Auch am Donnerstag waren die Feuerwehren wegen des Unwetters gefordert. In Oberwart wurde eine Garage geflutet, in Steinberg-Dörfl brach die von allen geschätzte Linde wegen des Sturms in zwei Teile.
Nach den schweren Unwettern der vergangenen Tage erwischte es das Südburgenland am Donnerstag noch einmal. So musste etwa die Stadtfeuerwehr Oberwart ausrücken, um eine geflutete Tiefgarage im Zentrum auszupumpen. Das Vorhaben glückte binnen einer Stunde.
Nicht reparabel ist wiederum ein Schaden, der in Steinberg-Dörfl im Bezirk Oberpullendorf entstanden ist. Die Marktgemeinde wurde nämlich ihres Wahrzeichens beraubt! Die Sturmböen brachten die mehr als 100 Jahre alte Linde zu Fall, die nahe dem Sportplatz aufgrund ihres gleichmäßigen Wuchses und ihrer stattlichen Erscheinung nicht nur ein Blickfang gewesen war.

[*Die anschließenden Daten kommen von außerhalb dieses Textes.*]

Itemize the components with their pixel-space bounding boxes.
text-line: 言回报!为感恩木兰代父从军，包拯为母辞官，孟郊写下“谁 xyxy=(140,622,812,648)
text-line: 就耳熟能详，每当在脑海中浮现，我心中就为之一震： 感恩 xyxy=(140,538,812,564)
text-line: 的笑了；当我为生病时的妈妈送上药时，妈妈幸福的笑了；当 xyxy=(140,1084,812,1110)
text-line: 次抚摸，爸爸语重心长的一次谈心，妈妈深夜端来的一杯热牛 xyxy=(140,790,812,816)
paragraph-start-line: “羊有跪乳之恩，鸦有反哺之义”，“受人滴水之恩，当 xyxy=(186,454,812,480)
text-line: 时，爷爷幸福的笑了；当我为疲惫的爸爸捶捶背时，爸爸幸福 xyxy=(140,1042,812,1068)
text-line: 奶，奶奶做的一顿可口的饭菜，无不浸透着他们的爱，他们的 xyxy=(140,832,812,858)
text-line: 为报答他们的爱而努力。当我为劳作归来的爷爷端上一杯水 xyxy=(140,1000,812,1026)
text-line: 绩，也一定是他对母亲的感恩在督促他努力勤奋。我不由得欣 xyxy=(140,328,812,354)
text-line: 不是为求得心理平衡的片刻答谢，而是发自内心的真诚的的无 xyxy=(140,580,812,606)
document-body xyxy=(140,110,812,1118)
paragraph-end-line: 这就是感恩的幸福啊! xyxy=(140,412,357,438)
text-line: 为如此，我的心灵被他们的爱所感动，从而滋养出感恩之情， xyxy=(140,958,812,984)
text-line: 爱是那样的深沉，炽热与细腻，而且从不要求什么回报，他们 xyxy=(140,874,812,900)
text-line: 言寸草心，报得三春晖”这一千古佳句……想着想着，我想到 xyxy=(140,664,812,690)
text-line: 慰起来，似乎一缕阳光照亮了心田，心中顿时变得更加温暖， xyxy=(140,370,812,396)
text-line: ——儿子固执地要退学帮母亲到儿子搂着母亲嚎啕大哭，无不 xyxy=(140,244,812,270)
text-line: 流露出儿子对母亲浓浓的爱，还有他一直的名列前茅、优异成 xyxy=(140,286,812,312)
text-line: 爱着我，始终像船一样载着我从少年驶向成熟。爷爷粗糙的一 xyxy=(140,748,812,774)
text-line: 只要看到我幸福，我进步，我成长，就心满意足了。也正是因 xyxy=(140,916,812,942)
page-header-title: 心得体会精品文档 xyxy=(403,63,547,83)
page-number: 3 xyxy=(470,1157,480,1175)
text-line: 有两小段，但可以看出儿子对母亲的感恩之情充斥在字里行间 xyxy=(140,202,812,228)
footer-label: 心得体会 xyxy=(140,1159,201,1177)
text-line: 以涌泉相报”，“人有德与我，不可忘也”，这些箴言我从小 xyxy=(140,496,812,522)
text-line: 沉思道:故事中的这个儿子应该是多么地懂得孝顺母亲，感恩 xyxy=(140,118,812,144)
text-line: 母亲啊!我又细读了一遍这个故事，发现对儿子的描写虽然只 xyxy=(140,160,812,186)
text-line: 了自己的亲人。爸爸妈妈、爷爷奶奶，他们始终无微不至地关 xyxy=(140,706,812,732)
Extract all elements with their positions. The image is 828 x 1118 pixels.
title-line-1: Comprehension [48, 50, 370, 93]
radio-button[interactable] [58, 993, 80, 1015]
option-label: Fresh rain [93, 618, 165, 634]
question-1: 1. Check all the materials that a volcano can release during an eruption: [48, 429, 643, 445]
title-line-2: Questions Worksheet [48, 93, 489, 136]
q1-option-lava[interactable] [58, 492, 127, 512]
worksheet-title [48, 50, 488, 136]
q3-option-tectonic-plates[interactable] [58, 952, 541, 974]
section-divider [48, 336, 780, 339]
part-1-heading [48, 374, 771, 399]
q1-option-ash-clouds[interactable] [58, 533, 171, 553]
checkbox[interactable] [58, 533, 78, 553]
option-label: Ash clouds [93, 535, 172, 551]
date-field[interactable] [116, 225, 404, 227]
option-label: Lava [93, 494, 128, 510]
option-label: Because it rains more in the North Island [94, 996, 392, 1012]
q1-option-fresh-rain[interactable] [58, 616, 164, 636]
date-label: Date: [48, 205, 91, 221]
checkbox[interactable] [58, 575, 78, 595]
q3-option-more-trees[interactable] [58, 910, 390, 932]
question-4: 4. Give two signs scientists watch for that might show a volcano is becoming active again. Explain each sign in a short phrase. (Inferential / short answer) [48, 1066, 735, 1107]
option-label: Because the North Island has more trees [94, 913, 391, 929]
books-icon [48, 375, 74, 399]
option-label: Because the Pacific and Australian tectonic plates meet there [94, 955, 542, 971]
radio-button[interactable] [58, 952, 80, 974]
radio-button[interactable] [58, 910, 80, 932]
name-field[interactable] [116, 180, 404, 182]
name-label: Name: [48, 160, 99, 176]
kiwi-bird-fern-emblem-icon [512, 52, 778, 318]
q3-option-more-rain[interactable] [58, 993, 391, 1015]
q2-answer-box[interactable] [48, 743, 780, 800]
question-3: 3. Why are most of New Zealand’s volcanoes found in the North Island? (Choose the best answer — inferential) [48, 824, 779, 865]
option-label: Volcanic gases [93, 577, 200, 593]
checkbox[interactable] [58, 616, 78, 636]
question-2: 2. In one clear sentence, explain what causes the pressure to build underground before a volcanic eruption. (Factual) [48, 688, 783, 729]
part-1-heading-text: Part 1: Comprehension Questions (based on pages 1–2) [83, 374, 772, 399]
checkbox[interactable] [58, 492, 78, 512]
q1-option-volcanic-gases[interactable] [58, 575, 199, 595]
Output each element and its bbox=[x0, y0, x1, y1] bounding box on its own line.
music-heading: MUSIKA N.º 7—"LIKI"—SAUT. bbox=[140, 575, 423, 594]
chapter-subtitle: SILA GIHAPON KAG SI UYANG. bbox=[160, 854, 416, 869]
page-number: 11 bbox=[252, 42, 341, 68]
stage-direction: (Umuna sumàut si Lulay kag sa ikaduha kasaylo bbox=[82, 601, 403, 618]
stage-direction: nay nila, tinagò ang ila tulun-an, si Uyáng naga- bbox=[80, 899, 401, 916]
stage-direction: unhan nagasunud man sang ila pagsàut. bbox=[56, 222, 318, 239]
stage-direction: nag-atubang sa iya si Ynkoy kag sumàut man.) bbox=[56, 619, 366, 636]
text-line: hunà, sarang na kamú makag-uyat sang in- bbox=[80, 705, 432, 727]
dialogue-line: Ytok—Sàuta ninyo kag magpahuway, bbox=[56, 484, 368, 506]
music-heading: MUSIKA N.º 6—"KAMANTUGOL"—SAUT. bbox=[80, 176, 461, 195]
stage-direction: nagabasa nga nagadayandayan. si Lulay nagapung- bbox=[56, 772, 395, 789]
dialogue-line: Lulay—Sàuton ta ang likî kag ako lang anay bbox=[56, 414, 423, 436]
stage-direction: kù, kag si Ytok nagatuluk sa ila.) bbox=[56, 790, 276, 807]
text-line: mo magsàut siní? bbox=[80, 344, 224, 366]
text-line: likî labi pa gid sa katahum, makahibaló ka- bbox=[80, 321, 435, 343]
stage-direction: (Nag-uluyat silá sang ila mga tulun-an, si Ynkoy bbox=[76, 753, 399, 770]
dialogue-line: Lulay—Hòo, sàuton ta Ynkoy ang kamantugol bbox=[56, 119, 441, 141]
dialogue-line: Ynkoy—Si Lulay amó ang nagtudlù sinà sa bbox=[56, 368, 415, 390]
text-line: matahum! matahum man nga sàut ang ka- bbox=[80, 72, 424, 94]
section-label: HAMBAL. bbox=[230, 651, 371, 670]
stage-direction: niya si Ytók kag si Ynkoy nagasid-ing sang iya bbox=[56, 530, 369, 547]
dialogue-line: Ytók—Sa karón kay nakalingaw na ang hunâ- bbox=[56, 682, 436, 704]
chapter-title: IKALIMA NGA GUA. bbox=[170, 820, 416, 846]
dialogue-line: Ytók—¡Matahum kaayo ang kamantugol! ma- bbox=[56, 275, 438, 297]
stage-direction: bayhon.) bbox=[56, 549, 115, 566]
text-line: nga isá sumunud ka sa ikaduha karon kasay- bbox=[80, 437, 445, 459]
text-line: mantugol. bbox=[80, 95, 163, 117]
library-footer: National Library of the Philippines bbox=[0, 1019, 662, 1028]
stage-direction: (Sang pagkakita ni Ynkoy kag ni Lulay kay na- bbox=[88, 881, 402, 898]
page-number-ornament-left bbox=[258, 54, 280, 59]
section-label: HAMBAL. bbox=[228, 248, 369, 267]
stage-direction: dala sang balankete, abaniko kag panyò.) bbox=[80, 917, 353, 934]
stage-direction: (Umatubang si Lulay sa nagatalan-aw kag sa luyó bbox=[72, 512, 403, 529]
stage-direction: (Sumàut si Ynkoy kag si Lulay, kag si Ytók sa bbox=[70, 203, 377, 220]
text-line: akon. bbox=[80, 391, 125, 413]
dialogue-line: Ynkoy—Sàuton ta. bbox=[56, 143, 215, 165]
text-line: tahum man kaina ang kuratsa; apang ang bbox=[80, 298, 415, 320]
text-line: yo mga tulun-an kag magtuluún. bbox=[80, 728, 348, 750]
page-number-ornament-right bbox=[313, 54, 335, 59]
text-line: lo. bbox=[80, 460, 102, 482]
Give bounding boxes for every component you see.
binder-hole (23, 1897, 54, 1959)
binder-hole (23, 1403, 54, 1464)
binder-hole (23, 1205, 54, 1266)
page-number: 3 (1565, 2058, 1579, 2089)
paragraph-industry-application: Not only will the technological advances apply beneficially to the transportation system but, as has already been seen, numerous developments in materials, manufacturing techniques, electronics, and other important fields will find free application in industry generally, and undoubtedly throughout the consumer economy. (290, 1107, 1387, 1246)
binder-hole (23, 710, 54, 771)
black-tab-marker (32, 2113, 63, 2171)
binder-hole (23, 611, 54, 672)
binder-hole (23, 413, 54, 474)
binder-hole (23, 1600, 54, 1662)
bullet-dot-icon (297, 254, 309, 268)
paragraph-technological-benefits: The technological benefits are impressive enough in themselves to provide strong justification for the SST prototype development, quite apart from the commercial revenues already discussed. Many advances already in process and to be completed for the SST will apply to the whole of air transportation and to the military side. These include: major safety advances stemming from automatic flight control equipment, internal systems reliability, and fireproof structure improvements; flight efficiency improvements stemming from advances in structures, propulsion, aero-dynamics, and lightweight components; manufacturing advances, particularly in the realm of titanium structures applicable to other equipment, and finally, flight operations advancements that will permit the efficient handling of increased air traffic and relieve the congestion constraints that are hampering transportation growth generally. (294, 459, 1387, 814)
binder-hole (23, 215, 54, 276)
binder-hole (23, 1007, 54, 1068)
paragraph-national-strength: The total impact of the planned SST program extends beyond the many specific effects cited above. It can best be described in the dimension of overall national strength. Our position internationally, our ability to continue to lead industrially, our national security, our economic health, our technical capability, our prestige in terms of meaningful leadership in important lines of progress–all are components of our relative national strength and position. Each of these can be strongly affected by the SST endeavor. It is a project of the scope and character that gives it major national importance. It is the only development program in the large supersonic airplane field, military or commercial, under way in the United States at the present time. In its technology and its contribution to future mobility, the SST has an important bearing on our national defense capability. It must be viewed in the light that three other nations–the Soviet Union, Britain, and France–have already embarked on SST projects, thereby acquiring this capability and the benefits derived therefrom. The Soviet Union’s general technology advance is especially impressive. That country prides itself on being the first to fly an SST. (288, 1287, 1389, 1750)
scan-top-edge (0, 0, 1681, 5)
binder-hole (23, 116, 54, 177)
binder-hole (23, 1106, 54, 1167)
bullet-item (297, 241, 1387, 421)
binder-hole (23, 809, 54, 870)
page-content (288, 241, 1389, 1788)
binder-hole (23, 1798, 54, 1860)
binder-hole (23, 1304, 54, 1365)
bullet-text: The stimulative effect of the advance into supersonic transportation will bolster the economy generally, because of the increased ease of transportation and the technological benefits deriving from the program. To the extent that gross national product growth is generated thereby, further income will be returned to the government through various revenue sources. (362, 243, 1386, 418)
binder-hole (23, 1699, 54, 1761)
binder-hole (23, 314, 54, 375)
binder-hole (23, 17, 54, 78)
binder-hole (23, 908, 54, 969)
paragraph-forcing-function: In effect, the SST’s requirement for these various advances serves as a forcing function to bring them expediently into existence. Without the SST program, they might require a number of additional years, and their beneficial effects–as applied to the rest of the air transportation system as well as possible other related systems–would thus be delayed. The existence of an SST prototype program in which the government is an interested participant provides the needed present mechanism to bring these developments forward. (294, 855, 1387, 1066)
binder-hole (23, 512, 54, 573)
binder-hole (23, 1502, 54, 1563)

„In ihrem Schatten spielten mehrere Generationen von Kindern. Die Linde war beliebter Treffpunkt für Jugendliche und Senioren, die sich dort zum Nachmittagsplauscherl trafen“, erinnert sich ein Anrainer. Als die Überreste des Baumes entfernt wurden, zerdrückte so mach Einheimischer ein Tränchen.
Gestern hatte sich die Wetterlage im Burgenland weitgehend beruhigt, die gröbsten Aufräumarbeiten nach den Unwettern waren von den Feuerwehren erledigt. Endlich Zeit für die meisten der vielen Freiwilligen, eine Nacht durchzuschlafen.